Recurrent neural networks
Brought about in the 1980s, recurrent neural networks (RNN) use sequential data or time-series data that is especially useful for ordinal or temporal solutions, such as language translation, natural language processing (NLP), speech recognition, and more. Similar to the CNNs, RNNs use training data to learn. What makes them different is the ability to memorize the output of one layer and feed it back to neurons of different layers. It's more like a feedback network where information gets re-processed, rather than just a forward propagation where data moves onward. There are various popular RNN architectures, including Bidirectional recurrent neural networks (BRNN), Gated recurrent units (GRUs), Long short-term memory (LSTM), and more.

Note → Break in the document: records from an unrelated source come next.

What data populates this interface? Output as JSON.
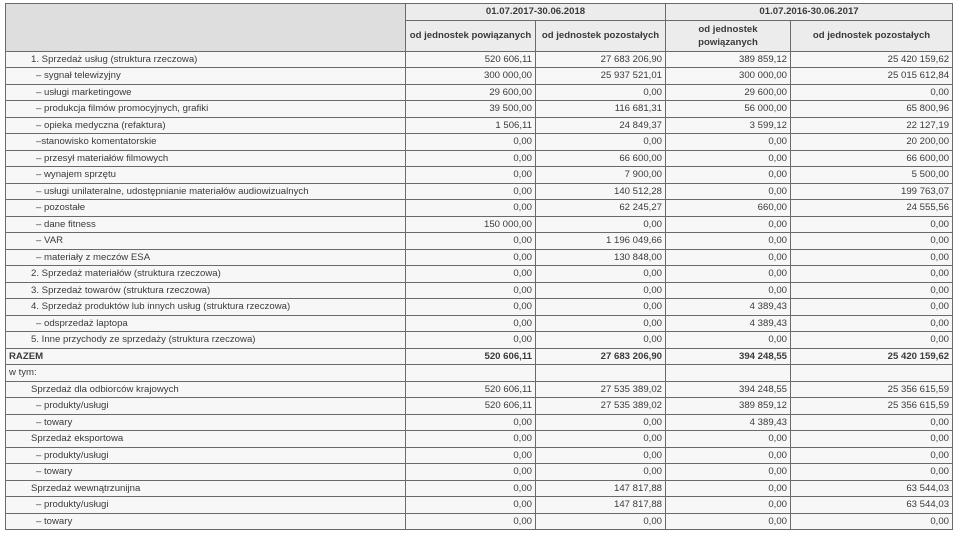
{
  "header": {
    "period_1": "01.07.2017-30.06.2018",
    "period_2": "01.07.2016-30.06.2017",
    "columns": [
      "od jednostek powiązanych",
      "od jednostek pozostałych",
      "od jednostek powiązanych",
      "od jednostek pozostałych"
    ]
  },
  "rows": [
    {
      "label": "1. Sprzedaż usług (struktura rzeczowa)",
      "level": 1,
      "bold": false,
      "values": [
        "520 606,11",
        "27 683 206,90",
        "389 859,12",
        "25 420 159,62"
      ]
    },
    {
      "label": "– sygnał telewizyjny",
      "level": 2,
      "bold": false,
      "values": [
        "300 000,00",
        "25 937 521,01",
        "300 000,00",
        "25 015 612,84"
      ]
    },
    {
      "label": "– usługi marketingowe",
      "level": 2,
      "bold": false,
      "values": [
        "29 600,00",
        "0,00",
        "29 600,00",
        "0,00"
      ]
    },
    {
      "label": "– produkcja filmów promocyjnych, grafiki",
      "level": 2,
      "bold": false,
      "values": [
        "39 500,00",
        "116 681,31",
        "56 000,00",
        "65 800,96"
      ]
    },
    {
      "label": "– opieka medyczna (refaktura)",
      "level": 2,
      "bold": false,
      "values": [
        "1 506,11",
        "24 849,37",
        "3 599,12",
        "22 127,19"
      ]
    },
    {
      "label": "–stanowisko komentatorskie",
      "level": 2,
      "bold": false,
      "values": [
        "0,00",
        "0,00",
        "0,00",
        "20 200,00"
      ]
    },
    {
      "label": "– przesył materiałów filmowych",
      "level": 2,
      "bold": false,
      "values": [
        "0,00",
        "66 600,00",
        "0,00",
        "66 600,00"
      ]
    },
    {
      "label": "– wynajem sprzętu",
      "level": 2,
      "bold": false,
      "values": [
        "0,00",
        "7 900,00",
        "0,00",
        "5 500,00"
      ]
    },
    {
      "label": "– usługi unilateralne, udostępnianie materiałów audiowizualnych",
      "level": 2,
      "bold": false,
      "values": [
        "0,00",
        "140 512,28",
        "0,00",
        "199 763,07"
      ]
    },
    {
      "label": "– pozostałe",
      "level": 2,
      "bold": false,
      "values": [
        "0,00",
        "62 245,27",
        "660,00",
        "24 555,56"
      ]
    },
    {
      "label": "– dane fitness",
      "level": 2,
      "bold": false,
      "values": [
        "150 000,00",
        "0,00",
        "0,00",
        "0,00"
      ]
    },
    {
      "label": "– VAR",
      "level": 2,
      "bold": false,
      "values": [
        "0,00",
        "1 196 049,66",
        "0,00",
        "0,00"
      ]
    },
    {
      "label": "– materiały z meczów ESA",
      "level": 2,
      "bold": false,
      "values": [
        "0,00",
        "130 848,00",
        "0,00",
        "0,00"
      ]
    },
    {
      "label": "2. Sprzedaż materiałów (struktura rzeczowa)",
      "level": 1,
      "bold": false,
      "values": [
        "0,00",
        "0,00",
        "0,00",
        "0,00"
      ]
    },
    {
      "label": "3. Sprzedaż towarów (struktura rzeczowa)",
      "level": 1,
      "bold": false,
      "values": [
        "0,00",
        "0,00",
        "0,00",
        "0,00"
      ]
    },
    {
      "label": "4. Sprzedaż produktów lub innych usług (struktura rzeczowa)",
      "level": 1,
      "bold": false,
      "values": [
        "0,00",
        "0,00",
        "4 389,43",
        "0,00"
      ]
    },
    {
      "label": "– odsprzedaż laptopa",
      "level": 2,
      "bold": false,
      "values": [
        "0,00",
        "0,00",
        "4 389,43",
        "0,00"
      ]
    },
    {
      "label": "5. Inne przychody ze sprzedaży (struktura rzeczowa)",
      "level": 1,
      "bold": false,
      "values": [
        "0,00",
        "0,00",
        "0,00",
        "0,00"
      ]
    },
    {
      "label": "RAZEM",
      "level": 0,
      "bold": true,
      "values": [
        "520 606,11",
        "27 683 206,90",
        "394 248,55",
        "25 420 159,62"
      ]
    },
    {
      "label": "w tym:",
      "level": 0,
      "bold": false,
      "values": [
        "",
        "",
        "",
        ""
      ]
    },
    {
      "label": "Sprzedaż dla odbiorców krajowych",
      "level": 1,
      "bold": false,
      "values": [
        "520 606,11",
        "27 535 389,02",
        "394 248,55",
        "25 356 615,59"
      ]
    },
    {
      "label": "– produkty/usługi",
      "level": 2,
      "bold": false,
      "values": [
        "520 606,11",
        "27 535 389,02",
        "389 859,12",
        "25 356 615,59"
      ]
    },
    {
      "label": "– towary",
      "level": 2,
      "bold": false,
      "values": [
        "0,00",
        "0,00",
        "4 389,43",
        "0,00"
      ]
    },
    {
      "label": "Sprzedaż eksportowa",
      "level": 1,
      "bold": false,
      "values": [
        "0,00",
        "0,00",
        "0,00",
        "0,00"
      ]
    },
    {
      "label": "– produkty/usługi",
      "level": 2,
      "bold": false,
      "values": [
        "0,00",
        "0,00",
        "0,00",
        "0,00"
      ]
    },
    {
      "label": "– towary",
      "level": 2,
      "bold": false,
      "values": [
        "0,00",
        "0,00",
        "0,00",
        "0,00"
      ]
    },
    {
      "label": "Sprzedaż wewnątrzunijna",
      "level": 1,
      "bold": false,
      "values": [
        "0,00",
        "147 817,88",
        "0,00",
        "63 544,03"
      ]
    },
    {
      "label": "– produkty/usługi",
      "level": 2,
      "bold": false,
      "values": [
        "0,00",
        "147 817,88",
        "0,00",
        "63 544,03"
      ]
    },
    {
      "label": "– towary",
      "level": 2,
      "bold": false,
      "values": [
        "0,00",
        "0,00",
        "0,00",
        "0,00"
      ]
    }
  ]
}
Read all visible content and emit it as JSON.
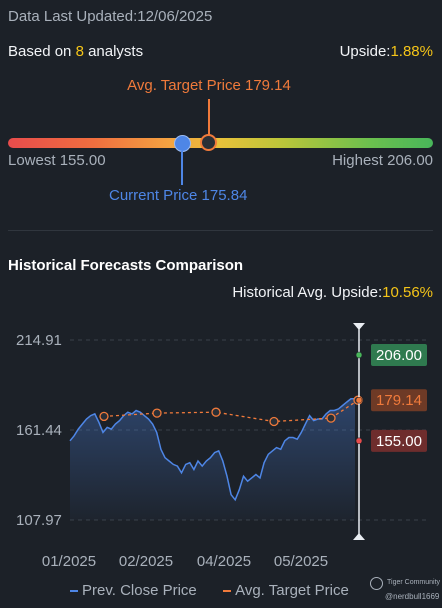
{
  "header": {
    "updated_label": "Data Last Updated:12/06/2025",
    "analysts_prefix": "Based on ",
    "analysts_count": "8",
    "analysts_suffix": " analysts",
    "upside_label": "Upside:",
    "upside_value": "1.88%"
  },
  "gauge": {
    "avg_target_label": "Avg. Target Price 179.14",
    "lowest_label": "Lowest 155.00",
    "highest_label": "Highest 206.00",
    "current_label": "Current Price 175.84",
    "low": 155.0,
    "high": 206.0,
    "avg_target": 179.14,
    "current": 175.84,
    "colors": {
      "current": "#4e86e6",
      "target": "#f07a3b"
    }
  },
  "historical": {
    "title": "Historical Forecasts Comparison",
    "avg_upside_label": "Historical Avg. Upside:",
    "avg_upside_value": "10.56%"
  },
  "legend": {
    "prev_close": "Prev. Close Price",
    "avg_target": "Avg. Target Price"
  },
  "watermark": {
    "brand": "Tiger Community",
    "user": "@nerdbull1669"
  },
  "chart_data": {
    "type": "line",
    "x_ticks": [
      "01/2025",
      "02/2025",
      "04/2025",
      "05/2025"
    ],
    "y_ticks": [
      214.91,
      161.44,
      107.97
    ],
    "ylim": [
      107.97,
      214.91
    ],
    "grid": true,
    "colors": {
      "prev_close": "#4e86e6",
      "avg_target": "#f07a3b",
      "high_tag": "#2f7a4f",
      "target_tag": "#6e3a26",
      "low_tag": "#6e2d2d"
    },
    "series": [
      {
        "name": "Prev. Close Price",
        "values": [
          155,
          158,
          162,
          165,
          168,
          170,
          171,
          166,
          160,
          163,
          162,
          165,
          167,
          170,
          172,
          171,
          173,
          172,
          170,
          168,
          165,
          160,
          150,
          145,
          143,
          141,
          140,
          136,
          141,
          142,
          138,
          143,
          140,
          143,
          145,
          148,
          149,
          143,
          134,
          123,
          120,
          126,
          134,
          131,
          133,
          135,
          133,
          142,
          147,
          149,
          151,
          150,
          155,
          157,
          157,
          156,
          160,
          165,
          170,
          167,
          168,
          168,
          171,
          173,
          173,
          174,
          176,
          178,
          180,
          180
        ]
      },
      {
        "name": "Avg. Target Price",
        "values": [
          169.5,
          171.5,
          172,
          166.5,
          168.5,
          179.14
        ]
      }
    ],
    "tags": [
      {
        "label": "206.00",
        "value": 206.0
      },
      {
        "label": "179.14",
        "value": 179.14
      },
      {
        "label": "155.00",
        "value": 155.0
      }
    ]
  }
}
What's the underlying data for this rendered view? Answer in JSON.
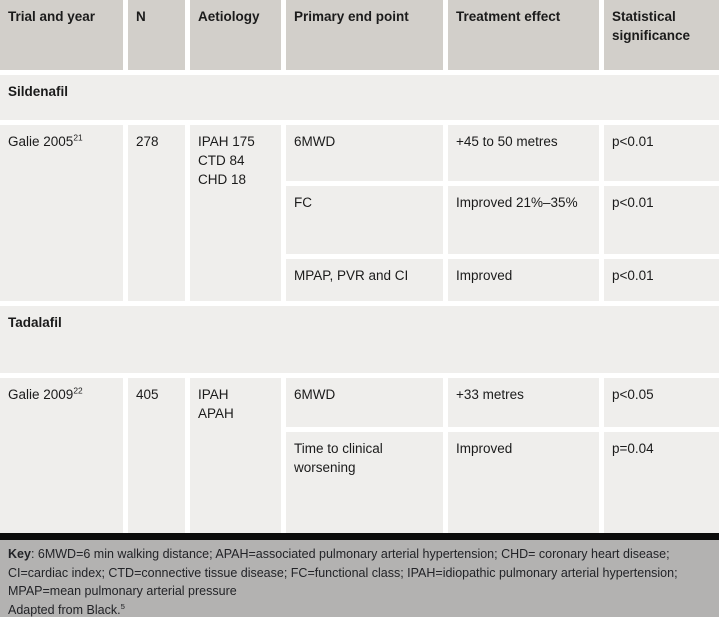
{
  "table": {
    "columns": [
      "Trial and year",
      "N",
      "Aetiology",
      "Primary end point",
      "Treatment effect",
      "Statistical significance"
    ],
    "sections": [
      {
        "name": "Sildenafil",
        "trials": [
          {
            "trial": "Galie 2005",
            "ref": "21",
            "n": "278",
            "aetiology": [
              "IPAH 175",
              "CTD 84",
              "CHD 18"
            ],
            "endpoints": [
              {
                "endpoint": "6MWD",
                "effect": "+45 to 50 metres",
                "significance": "p<0.01"
              },
              {
                "endpoint": "FC",
                "effect": "Improved 21%–35%",
                "significance": "p<0.01"
              },
              {
                "endpoint": "MPAP, PVR and CI",
                "effect": "Improved",
                "significance": "p<0.01"
              }
            ]
          }
        ]
      },
      {
        "name": "Tadalafil",
        "trials": [
          {
            "trial": "Galie 2009",
            "ref": "22",
            "n": "405",
            "aetiology": [
              "IPAH",
              "APAH"
            ],
            "endpoints": [
              {
                "endpoint": "6MWD",
                "effect": "+33 metres",
                "significance": "p<0.05"
              },
              {
                "endpoint": "Time to clinical worsening",
                "effect": "Improved",
                "significance": "p=0.04"
              }
            ]
          }
        ]
      }
    ]
  },
  "footer": {
    "key_label": "Key",
    "key_text": ": 6MWD=6 min walking distance; APAH=associated pulmonary arterial hypertension; CHD= coronary heart disease; CI=cardiac index; CTD=connective tissue disease; FC=functional class; IPAH=idiopathic pulmonary arterial hypertension; MPAP=mean pulmonary arterial pressure",
    "adapted_text": "Adapted from Black.",
    "adapted_ref": "5"
  },
  "colors": {
    "header_bg": "#d2cfca",
    "row_bg": "#efeeec",
    "footer_bg": "#b3b2b1",
    "divider": "#0c0c0c",
    "text": "#1b1b1b"
  }
}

Challenges of neural networks
In such industries as healthcare or construction, the performance of an AI model is crucial. However, most AI models are far from perfect. Likewise, building a neural network can be unpredictable and cumbersome, and below we'll introduce some disadvantages of neural networks:
Much data required
Neural networks typically require a great deal of training data and several parameters to function properly in production. These parameters include the number of hidden layers, the number of neurons per layer, learning rates, regularization parameters, etc. So when designing neural networks, we need to tune these different parameters to jointly minimize two objectives – the prediction error on some validation data and the prediction speed. However, the ultimate goal is to facilitate neural networks to correspond to human brain functions.
Because it's hard to establish how the hidden layers work, neural networks are entitled to this black-box nature. In case of an error, it's challenging and time-consuming to interpret the attributes of neural networks, and more importantly – it’s expensive. That is the reason most banks do not take advantage of neural networks to predict whether an individual is creditworthy. Banks have concrete credit terms and are expected to substantiate their decisions on client proposals with records on property ownership, revenue streams, etc. Even if you invest the time and resources for visualizing neural networks, they are still not transparent enough for banks to fully and quickly access the cause-and-effect relationship between the input and output data and communicate it to the end customer. Such a solution would not simplify the estimation of creditworthiness arousing potential deterrents instead.
Many computer vision libraries make the advancement of neural networks moderately straightforward. However, in some cases, developers require more control over the details of the algorithm, which is complicated and takes much longer to establish. A neural network is additionally computationally expensive because of the computational power and training data the network requires.
ANNs indeed redefine the way deep learning develops. Understanding the fundamental nature of neural networks helps a great deal in apprehending deep learning-based AI projects, at large. In a nutshell, ANNs comprise smaller neurons - perceptrons, and each perceptron is responsible for a minor part of the computation that is processed throughout the network. ANNs stand behind some of the most major accomplishments such as self-driving cars, natural language processing, visual recognition, and many more. Though highly progressive and practical, ANNs still hold a lot of space for research and development. Considering the current activity in the field, it's safe to say the advancement of neural networks is very promising.